Back again
This blog seems to have developed in spurts of activity followed by long lulls. What does it take to encourage more sustained activity?*
I’m currently teaching a course called ‘Teaching and Learning with Emerging Technologies’. This course encompasses a broad range of such technologies - wikis, blogs, podcasts, etc. - but also technologically-mediated initiatives such as Open Educational Resources. My main focus for the past five years (yikes!) has been on wikis, the ‘wiki way’, and their implications for education and society. This course now offers me a chance to explore my perspectives through teaching - as well as to learn from other course participants. I will also be engaging with technologies that I know relatively little about - my only actual experience with Second Life so far is of the comedic walking into the wall variety!
So, this post is both to prompt me to renew my commitment to use this space, and to show the course participants that we’re truly in this together! (And, for the curious, there’s more info than you’ll ever want to know about me on this page.)
But I’m also excited to teach and learn in this emerging field. My thesis has made me kinda fatigued about wikis (!), but preparing for this course has given me fresh perspective. Part of the course is to get out of our comfort zones, to explore and to experiment - and I’ve been doing that already! I’d love to hear other people’s experiences on using emerging technologies for education - in the widest sense of the word.
C
* This brings to mind Stephen Downes’s article on Educational Blogging. In it, he quotes Will Richardson:
“By its very nature, assigned blogging in schools cannot be blogging. It’s contrived. No matter how much we want to spout off about the wonders of audience and readership, students who are asked to blog are blogging for an audience of one, the teacher. [When the semester ends] students drop blogging like wet cement.”

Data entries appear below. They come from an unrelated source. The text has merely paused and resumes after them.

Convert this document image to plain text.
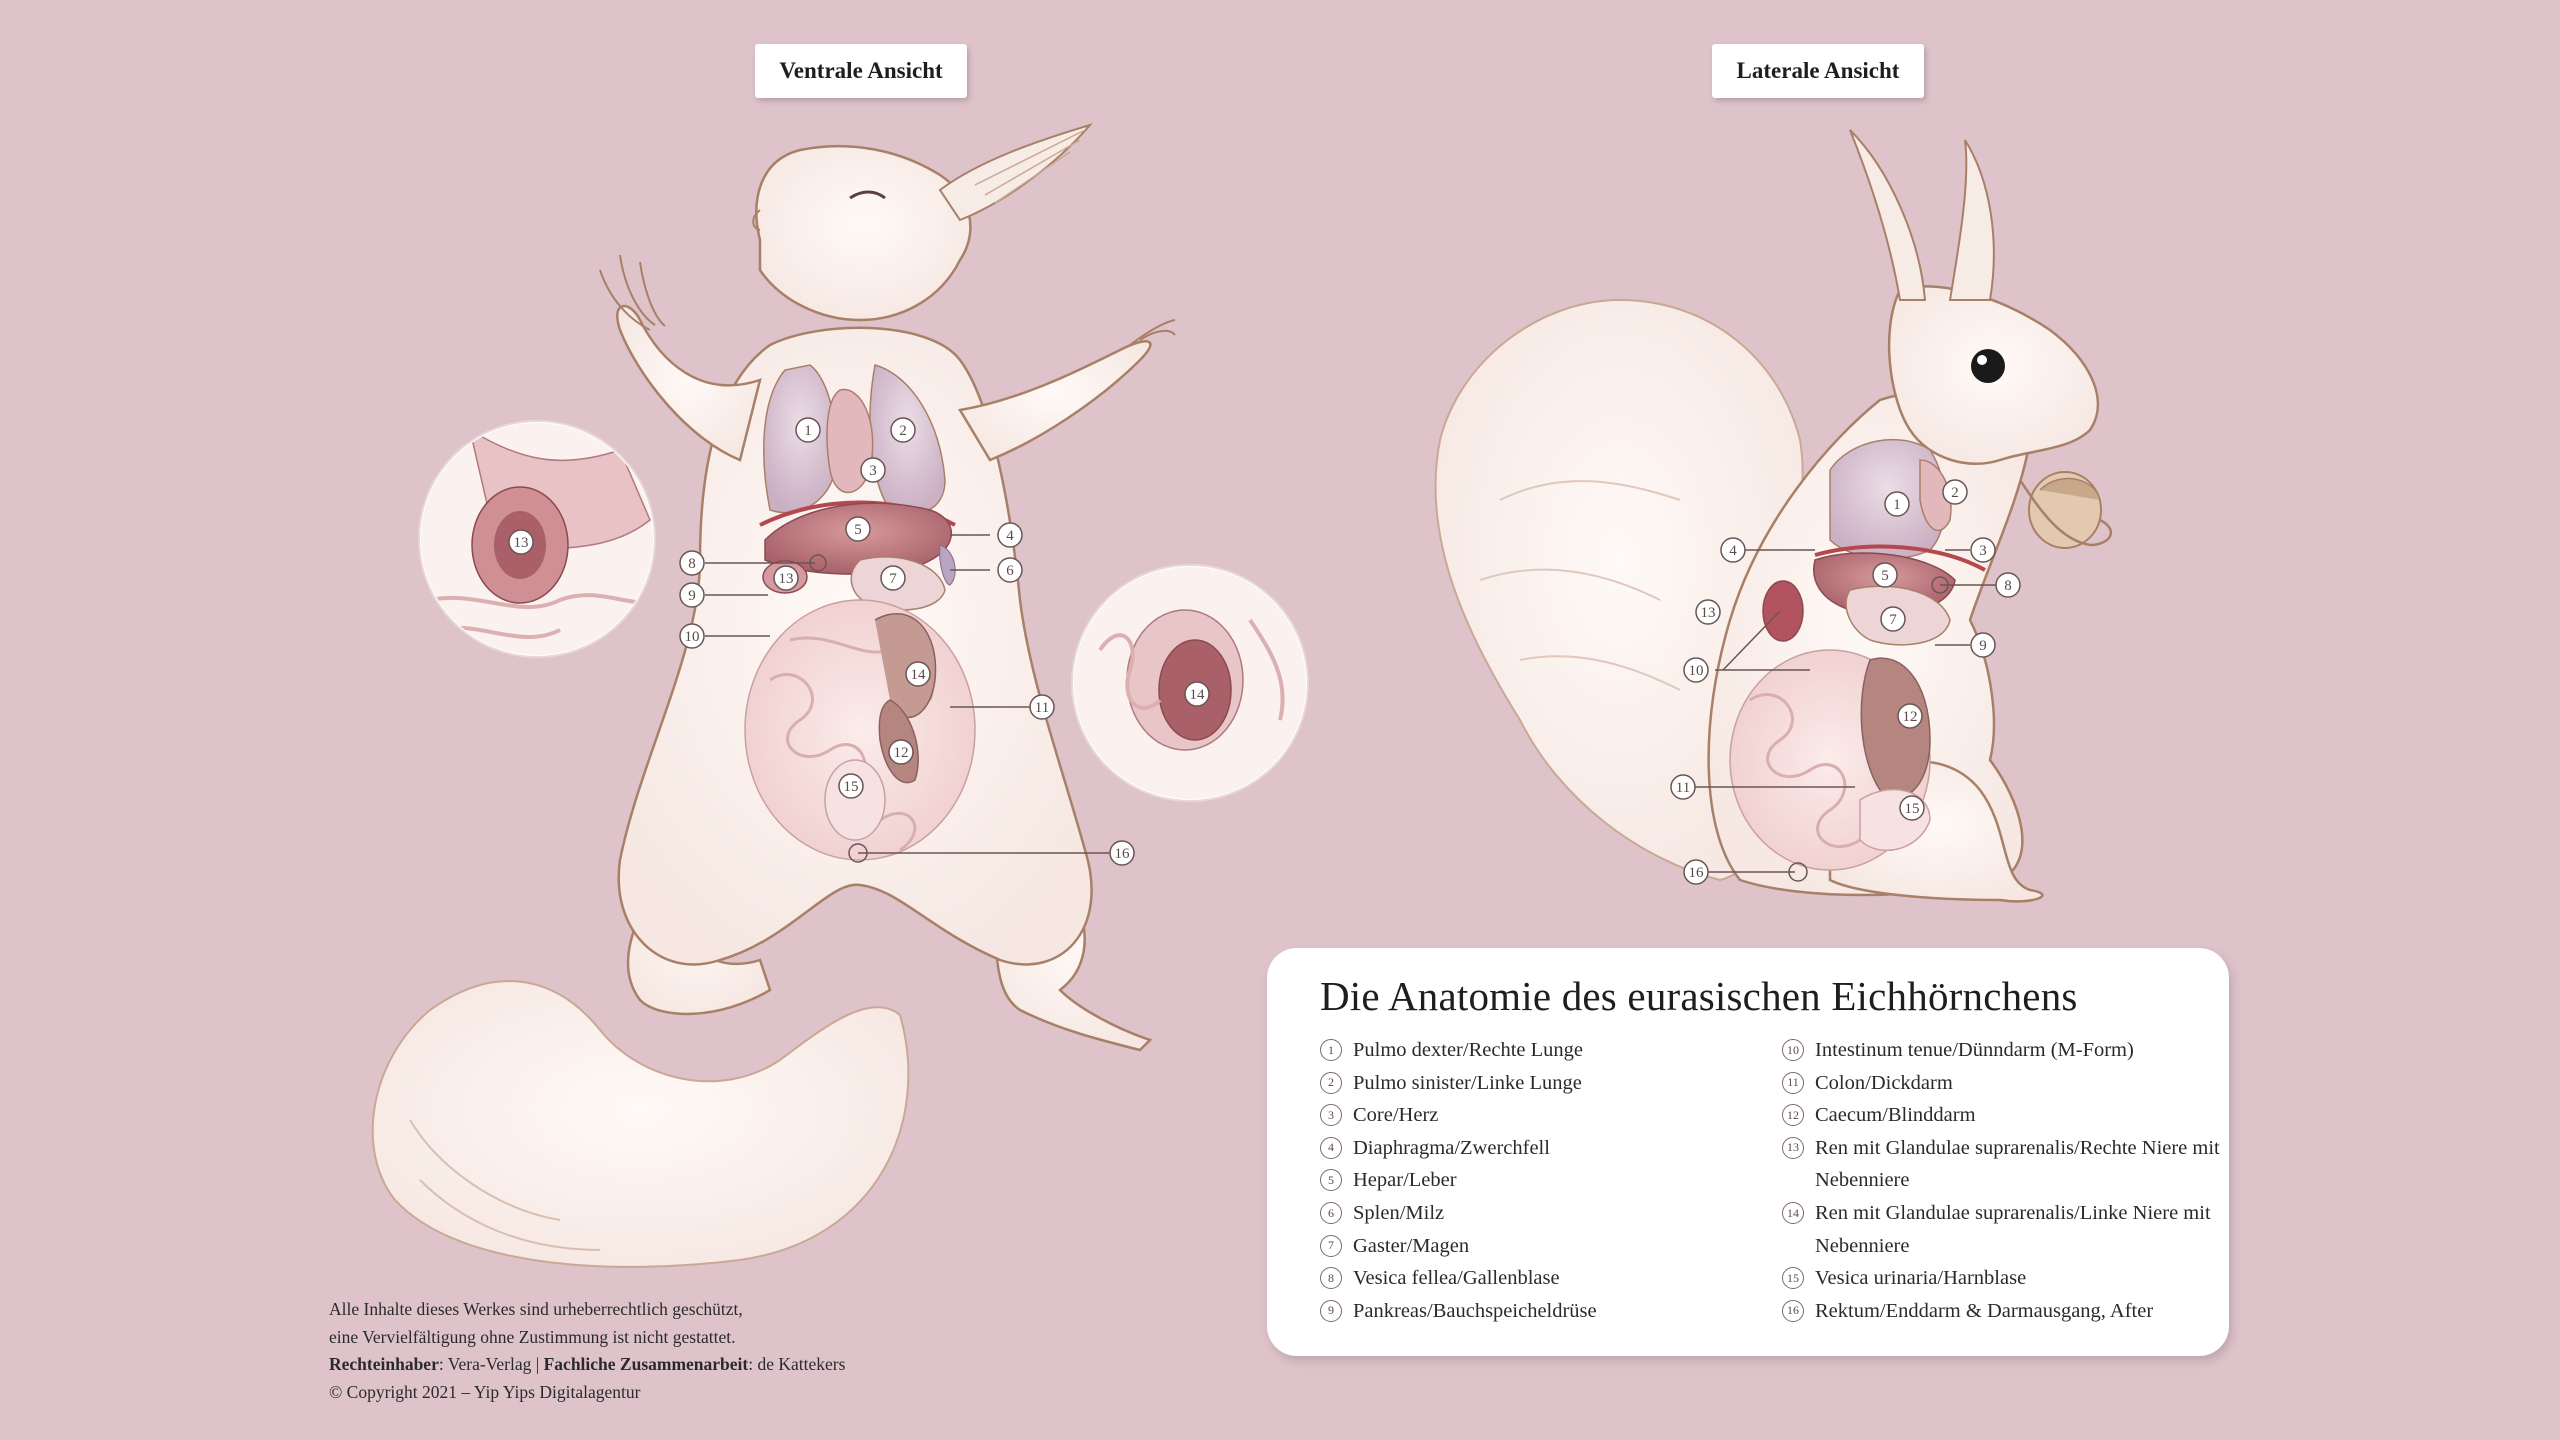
Ventrale Ansicht	Laterale Ansicht
1	2
3
4
5
6
7
8
9
10
11
12
13
14
15
16
1
2
3
4
5
7
8
9
10
11
12
13
15
16
13
14
Die Anatomie des eurasischen Eichhörnchens
1 Pulmo dexter/Rechte Lunge
2 Pulmo sinister/Linke Lunge
3 Core/Herz
4 Diaphragma/Zwerchfell
5 Hepar/Leber
6 Splen/Milz
7 Gaster/Magen
8 Vesica fellea/Gallenblase
9 Pankreas/Bauchspeicheldrüse
10 Intestinum tenue/Dünndarm (M-Form)
11 Colon/Dickdarm
12 Caecum/Blinddarm
13 Ren mit Glandulae suprarenalis/Rechte Niere mit Nebenniere
14 Ren mit Glandulae suprarenalis/Linke Niere mit Nebenniere
15 Vesica urinaria/Harnblase
16 Rektum/Enddarm & Darmausgang, After
Alle Inhalte dieses Werkes sind urheberrechtlich geschützt,
eine Vervielfältigung ohne Zustimmung ist nicht gestattet.
Rechteinhaber: Vera-Verlag | Fachliche Zusammenarbeit: de Kattekers
© Copyright 2021 – Yip Yips Digitalagentur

As part of the course, I am asking participants to set up their own blogs. What can I/they do to sustain momentum? Personally, I have to say it’s much more motivating when people leave comments - when I feel I am engaging with someone else, as opposed to ’shouting into the wind’. As part of a course, I’ll be leaving comments on other participants’ blogs, and I hope they will do likewise. But after the course - what happens?